16. The method according to any one of claims 12 to 15, wherein the receiving the second audio data transmitted by the second terminal comprises:

And receiving the second audio data sent by the second terminal based on a data transmission strategy, wherein the data transmission strategy comprises at least one of a forward error correction strategy, a packet loss compensation strategy, an automatic retransmission strategy and a buffer anti-jitter strategy, the forward error correction strategy is used for correcting error codes occurring in a data transmission process, the packet loss compensation strategy is used for compensating missing audio frames, the automatic retransmission strategy is used for requesting retransmission of the audio frames, and the buffer anti-jitter strategy is used for adopting dynamic buffer in the data transmission process.

17. An audio data processing device, characterized by being applied to a first terminal, comprising:

The obtaining module is further configured to obtain scene association information of a first virtual object for a virtual scene in response to the first voice data, where the first virtual object is a virtual object controlled by the first object, and the scene association information includes at least one of location information, environment information, emotion information, and role information of the first virtual object in the virtual scene;

The acquisition module is further configured to acquire first adjustment data for the first voice data according to the scene association information, where the first adjustment data includes at least one of an audio attribute parameter and accompanying audio data, the audio attribute parameter is used for playing effects on the voice data, and the accompanying audio data is used for providing at least one of background music and background sound effects;

and the playing module is used for playing the first audio data.

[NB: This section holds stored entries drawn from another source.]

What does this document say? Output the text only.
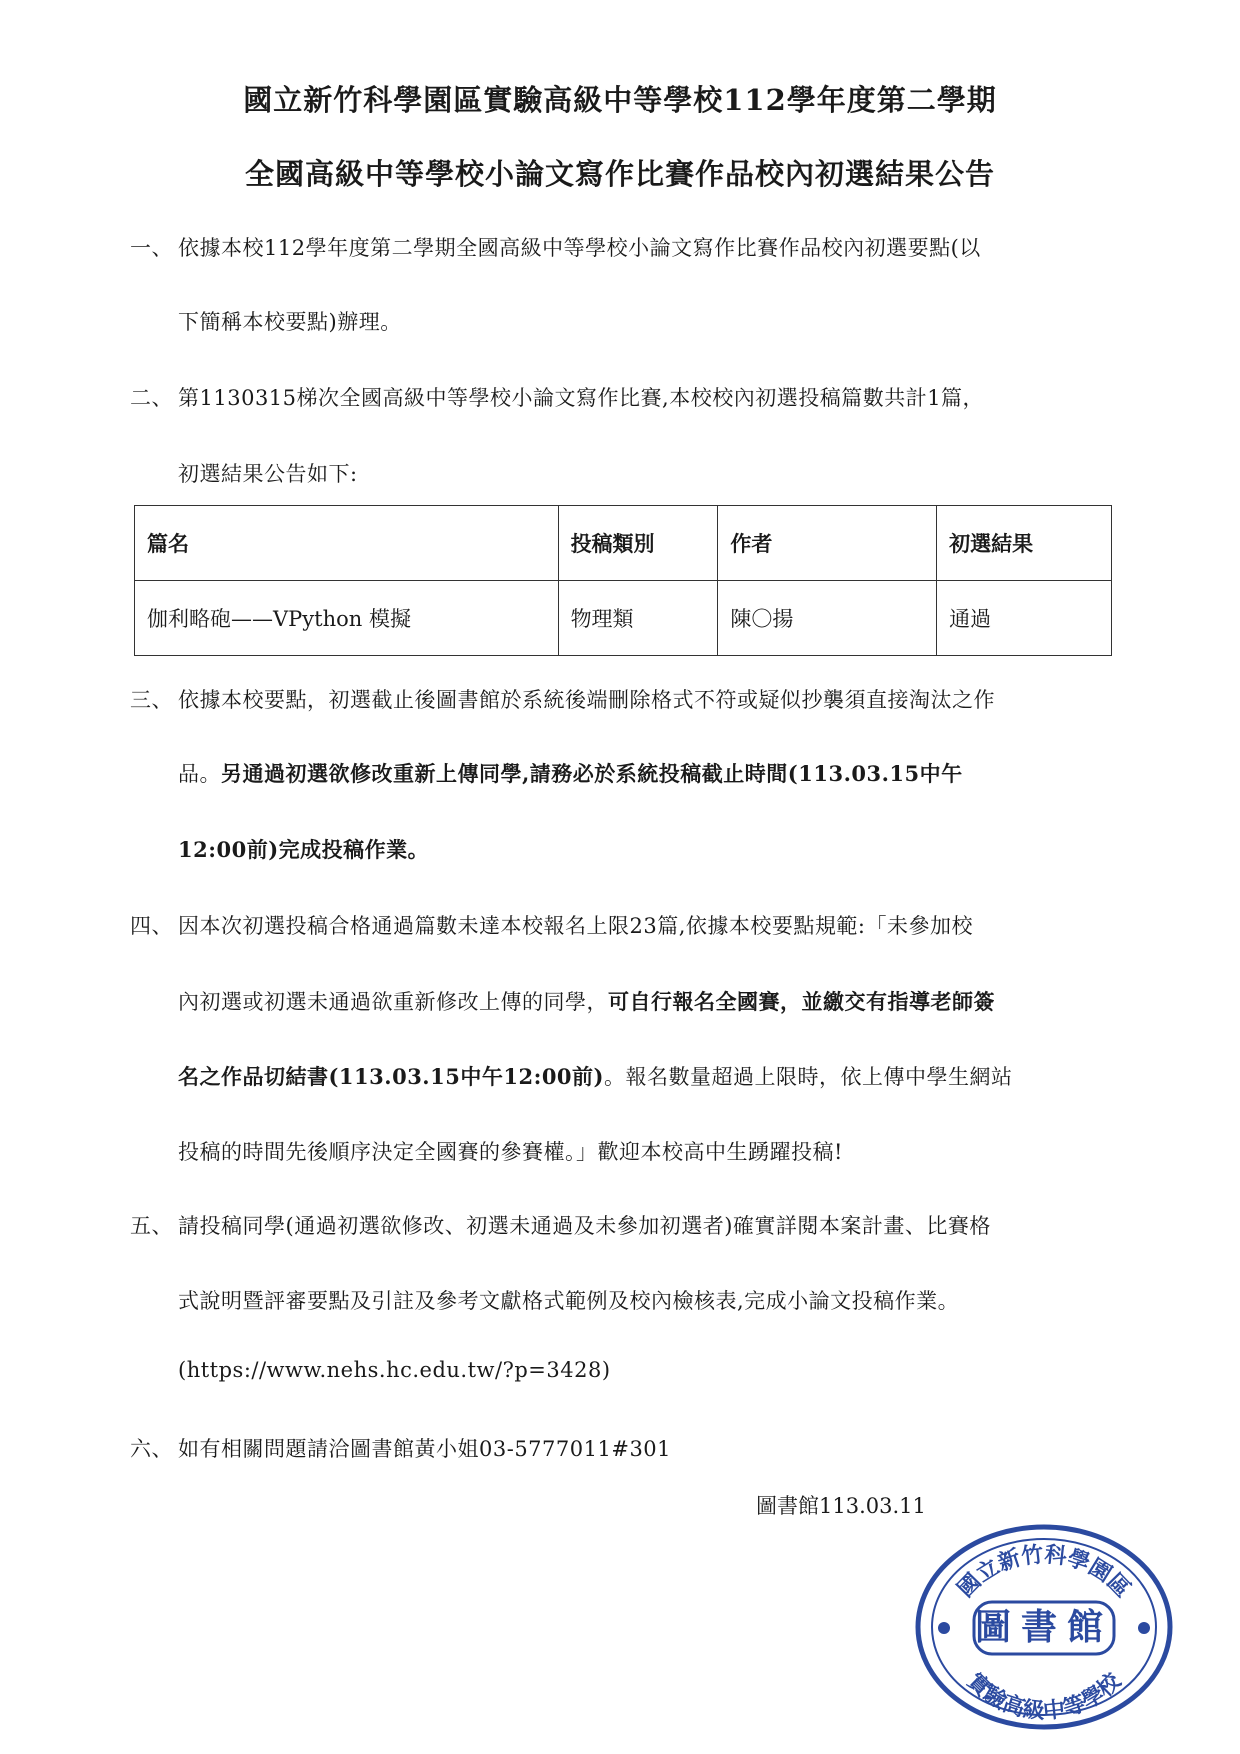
國立新竹科學園區實驗高級中等學校112學年度第二學期
全國高級中等學校小論文寫作比賽作品校內初選結果公告
一、 依據本校112學年度第二學期全國高級中等學校小論文寫作比賽作品校內初選要點(以
下簡稱本校要點)辦理。
二、 第1130315梯次全國高級中等學校小論文寫作比賽,本校校內初選投稿篇數共計1篇，
初選結果公告如下:
篇名	投稿類別	作者	初選結果
伽利略砲——VPython 模擬	物理類	陳〇揚	通過
三、 依據本校要點，初選截止後圖書館於系統後端刪除格式不符或疑似抄襲須直接淘汰之作
品。另通過初選欲修改重新上傳同學,請務必於系統投稿截止時間(113.03.15中午
12:00前)完成投稿作業。
四、 因本次初選投稿合格通過篇數未達本校報名上限23篇,依據本校要點規範:「未參加校
內初選或初選未通過欲重新修改上傳的同學，可自行報名全國賽，並繳交有指導老師簽
名之作品切結書(113.03.15中午12:00前)。報名數量超過上限時，依上傳中學生網站
投稿的時間先後順序決定全國賽的參賽權。」歡迎本校高中生踴躍投稿!
五、 請投稿同學(通過初選欲修改、初選未通過及未參加初選者)確實詳閱本案計畫、比賽格
式說明暨評審要點及引註及參考文獻格式範例及校內檢核表,完成小論文投稿作業。
(https://www.nehs.hc.edu.tw/?p=3428)
六、 如有相關問題請洽圖書館黃小姐03-5777011#301
圖書館113.03.11
國立新竹科學園區
圖書館
實驗高級中等學校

18. A computer device comprising a memory and a processor, the memory storing a computer program, characterized in that the processor implements the steps of the method of any one of claims 1 to 16 when the computer program is executed.

19. A computer readable storage medium, on which a computer program is stored, characterized in that the computer program, when being executed by a processor, implements the steps of the method of any of claims 1 to 16.

20. A computer program product comprising a computer program, characterized in that the computer program, when executed by a processor, implements the steps of the method of any one of claims 1 to 16.